A great deal of nonsense has been written and accepted as true concerning the war between Japan and Russia. Throughout the course of that war the Japanese took the best of care to put their own view of the case before the world. The "wonderful heroism," "the marvellous strategical and tactical skill," "the perfect medical and transport arrangements" of the Japanese forces received something more than their fair share of praise, because of the intelligent and perspicuous industry of the Japanese publicity agencies. The Japanese conducted a fine campaign. Their generals and admirals followed the best models in their dispositions. Both in the movements and in the sanitary regulation of the troops, the commanders were much helped by the habit of discipline of a nation inured to yield blind obedience to a god-born ruler. Still there was no inspired genius for war shown by the Japanese. Their movements were copied from the books. A well-led White army of much less strength would, I believe, have driven them ultimately from Corea into the sea. Their seeming want of power of original thought and their reliance on routine made their movements slow and flabby. They won by the inferiority of the enemy rather than by a great genius for warfare.

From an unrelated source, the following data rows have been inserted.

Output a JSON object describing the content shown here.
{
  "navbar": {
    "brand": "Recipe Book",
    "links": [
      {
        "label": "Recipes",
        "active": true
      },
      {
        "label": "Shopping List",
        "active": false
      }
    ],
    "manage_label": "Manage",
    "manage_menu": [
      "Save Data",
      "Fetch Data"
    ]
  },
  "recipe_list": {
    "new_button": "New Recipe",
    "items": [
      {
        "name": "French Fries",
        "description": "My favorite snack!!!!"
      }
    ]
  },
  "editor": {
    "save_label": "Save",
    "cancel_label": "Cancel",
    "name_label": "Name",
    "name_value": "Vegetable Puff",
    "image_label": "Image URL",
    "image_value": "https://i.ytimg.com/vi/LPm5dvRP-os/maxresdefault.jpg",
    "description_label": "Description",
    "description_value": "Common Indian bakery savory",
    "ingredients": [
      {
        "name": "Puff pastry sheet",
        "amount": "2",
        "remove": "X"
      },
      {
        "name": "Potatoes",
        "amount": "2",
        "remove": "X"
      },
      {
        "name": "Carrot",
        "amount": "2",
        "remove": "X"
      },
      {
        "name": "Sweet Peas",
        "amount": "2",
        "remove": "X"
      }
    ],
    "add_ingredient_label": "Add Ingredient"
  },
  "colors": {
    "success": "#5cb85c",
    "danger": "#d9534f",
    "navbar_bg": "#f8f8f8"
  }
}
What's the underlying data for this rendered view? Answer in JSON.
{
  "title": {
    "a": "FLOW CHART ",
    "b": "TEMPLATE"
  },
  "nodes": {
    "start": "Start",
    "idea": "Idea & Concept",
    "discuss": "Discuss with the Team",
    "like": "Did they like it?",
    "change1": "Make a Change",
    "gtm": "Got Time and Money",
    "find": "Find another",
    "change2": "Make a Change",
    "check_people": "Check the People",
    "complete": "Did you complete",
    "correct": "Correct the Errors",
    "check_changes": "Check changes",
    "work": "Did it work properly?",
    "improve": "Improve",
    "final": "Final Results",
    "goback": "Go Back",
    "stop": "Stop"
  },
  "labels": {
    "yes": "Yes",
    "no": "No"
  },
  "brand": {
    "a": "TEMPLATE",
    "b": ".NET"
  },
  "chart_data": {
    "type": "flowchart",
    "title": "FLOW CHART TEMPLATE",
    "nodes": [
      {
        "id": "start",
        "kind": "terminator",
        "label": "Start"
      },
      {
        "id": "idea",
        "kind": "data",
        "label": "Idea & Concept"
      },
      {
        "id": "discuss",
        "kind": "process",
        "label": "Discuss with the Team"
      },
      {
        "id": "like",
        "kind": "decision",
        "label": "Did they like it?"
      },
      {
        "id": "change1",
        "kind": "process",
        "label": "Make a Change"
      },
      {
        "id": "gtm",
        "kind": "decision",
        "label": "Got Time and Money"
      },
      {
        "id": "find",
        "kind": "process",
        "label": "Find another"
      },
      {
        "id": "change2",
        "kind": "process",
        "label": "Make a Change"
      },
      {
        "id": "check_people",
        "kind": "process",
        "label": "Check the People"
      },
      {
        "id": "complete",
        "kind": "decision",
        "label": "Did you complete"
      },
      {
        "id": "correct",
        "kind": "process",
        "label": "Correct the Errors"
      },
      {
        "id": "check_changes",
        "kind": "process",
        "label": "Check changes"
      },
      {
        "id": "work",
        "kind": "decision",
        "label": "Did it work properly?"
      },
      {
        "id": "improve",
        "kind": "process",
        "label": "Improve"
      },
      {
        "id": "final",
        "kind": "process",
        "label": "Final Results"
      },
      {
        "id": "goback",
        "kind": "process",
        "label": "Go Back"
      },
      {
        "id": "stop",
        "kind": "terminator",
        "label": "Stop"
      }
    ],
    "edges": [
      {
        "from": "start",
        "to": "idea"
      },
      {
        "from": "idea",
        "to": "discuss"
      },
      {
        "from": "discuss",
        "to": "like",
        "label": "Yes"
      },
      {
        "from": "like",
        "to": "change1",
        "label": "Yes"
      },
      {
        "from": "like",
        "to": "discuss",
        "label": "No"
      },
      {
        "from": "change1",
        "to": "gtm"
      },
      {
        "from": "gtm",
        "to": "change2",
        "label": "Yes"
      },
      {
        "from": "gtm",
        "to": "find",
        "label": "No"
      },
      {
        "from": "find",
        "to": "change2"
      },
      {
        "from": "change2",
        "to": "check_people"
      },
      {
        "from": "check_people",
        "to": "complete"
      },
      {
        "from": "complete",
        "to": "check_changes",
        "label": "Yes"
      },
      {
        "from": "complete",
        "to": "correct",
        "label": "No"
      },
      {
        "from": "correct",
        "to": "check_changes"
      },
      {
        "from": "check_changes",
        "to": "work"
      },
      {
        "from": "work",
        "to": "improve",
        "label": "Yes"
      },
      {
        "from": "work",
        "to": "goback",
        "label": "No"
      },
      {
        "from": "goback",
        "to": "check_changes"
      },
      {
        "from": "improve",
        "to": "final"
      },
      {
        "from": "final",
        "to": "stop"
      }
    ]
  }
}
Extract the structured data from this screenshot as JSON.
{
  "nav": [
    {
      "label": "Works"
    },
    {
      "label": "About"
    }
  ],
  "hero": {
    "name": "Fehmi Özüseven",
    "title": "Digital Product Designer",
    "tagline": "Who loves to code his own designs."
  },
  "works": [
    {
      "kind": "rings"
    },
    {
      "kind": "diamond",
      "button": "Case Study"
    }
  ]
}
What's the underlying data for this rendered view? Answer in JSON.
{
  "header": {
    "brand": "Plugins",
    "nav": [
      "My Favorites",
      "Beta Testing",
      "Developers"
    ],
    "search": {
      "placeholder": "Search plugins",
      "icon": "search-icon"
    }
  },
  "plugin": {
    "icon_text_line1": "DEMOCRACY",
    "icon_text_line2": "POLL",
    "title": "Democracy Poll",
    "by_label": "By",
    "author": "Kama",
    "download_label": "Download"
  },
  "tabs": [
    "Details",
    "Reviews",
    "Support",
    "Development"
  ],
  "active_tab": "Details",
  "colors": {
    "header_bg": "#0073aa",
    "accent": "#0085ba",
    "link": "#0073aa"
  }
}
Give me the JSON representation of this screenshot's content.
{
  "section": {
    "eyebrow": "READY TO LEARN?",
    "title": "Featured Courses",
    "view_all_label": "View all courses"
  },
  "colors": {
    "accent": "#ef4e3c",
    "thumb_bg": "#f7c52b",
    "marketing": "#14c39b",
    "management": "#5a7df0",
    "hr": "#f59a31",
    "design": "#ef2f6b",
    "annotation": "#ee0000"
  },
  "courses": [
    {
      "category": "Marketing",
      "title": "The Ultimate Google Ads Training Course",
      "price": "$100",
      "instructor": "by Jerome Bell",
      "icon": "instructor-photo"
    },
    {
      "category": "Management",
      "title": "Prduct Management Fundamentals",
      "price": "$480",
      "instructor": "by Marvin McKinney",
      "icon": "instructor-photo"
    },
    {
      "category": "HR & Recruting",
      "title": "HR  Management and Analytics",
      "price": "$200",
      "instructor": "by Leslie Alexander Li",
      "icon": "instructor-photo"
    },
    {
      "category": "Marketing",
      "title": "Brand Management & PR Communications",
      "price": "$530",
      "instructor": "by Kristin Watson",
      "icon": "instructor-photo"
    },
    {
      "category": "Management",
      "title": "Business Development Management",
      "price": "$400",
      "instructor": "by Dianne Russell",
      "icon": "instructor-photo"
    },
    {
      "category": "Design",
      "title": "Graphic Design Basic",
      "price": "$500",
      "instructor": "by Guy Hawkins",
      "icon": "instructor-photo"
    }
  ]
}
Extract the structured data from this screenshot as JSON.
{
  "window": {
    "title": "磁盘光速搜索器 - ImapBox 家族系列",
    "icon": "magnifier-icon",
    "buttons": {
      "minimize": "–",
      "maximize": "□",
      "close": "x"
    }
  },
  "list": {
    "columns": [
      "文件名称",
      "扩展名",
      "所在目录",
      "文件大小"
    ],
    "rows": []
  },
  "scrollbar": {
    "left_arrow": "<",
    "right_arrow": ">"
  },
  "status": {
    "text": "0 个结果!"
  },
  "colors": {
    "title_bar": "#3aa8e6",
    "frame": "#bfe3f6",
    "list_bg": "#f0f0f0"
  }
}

The Russians on their side fought under the dispiriting conditions of having a well-trained enemy in front and a revolution behind. The heart of the nation was not with them, and the Russian autocracy was hampered at every turn by the internal disorders of European Russia. It seems probable that the autocracy hoped to solve in part a double problem by the mischievous ingenuity of drafting as many as possible of the discontented at home to the war abroad. That helped things in Russia, but added to the difficulties of the generals in Manchuria. Withal, the Russians put up a good fight. The early engagements were but rearguard actions, the Japanese having an enormous superiority of force, and the Russians striving to delay rather than to arrest their advance. It was not until Mukden that the single line of railway to Russia had brought General Kouropatkin a fair equality of force: and he had to contend then with the tradition of retreat which had been perforce established in his army, and with the growing paralysis of his home government confronted by a great revolutionary movement. Even so, Mukden was a defeat and not a rout.
It is necessary to keep in mind these facts in order to arrive at a sound conclusion as to the future position of Russia in the Pacific. It is not safe to rule her out of the reckoning altogether. A second war, waged by a united Russia against Japan, would probably have a far different result, and would drive Japan off the Asiatic mainland were the ring to be kept clear. For the present, however, Russia is a Power with a great territory washed by the Pacific Ocean, but with no decisive voice in its destinies.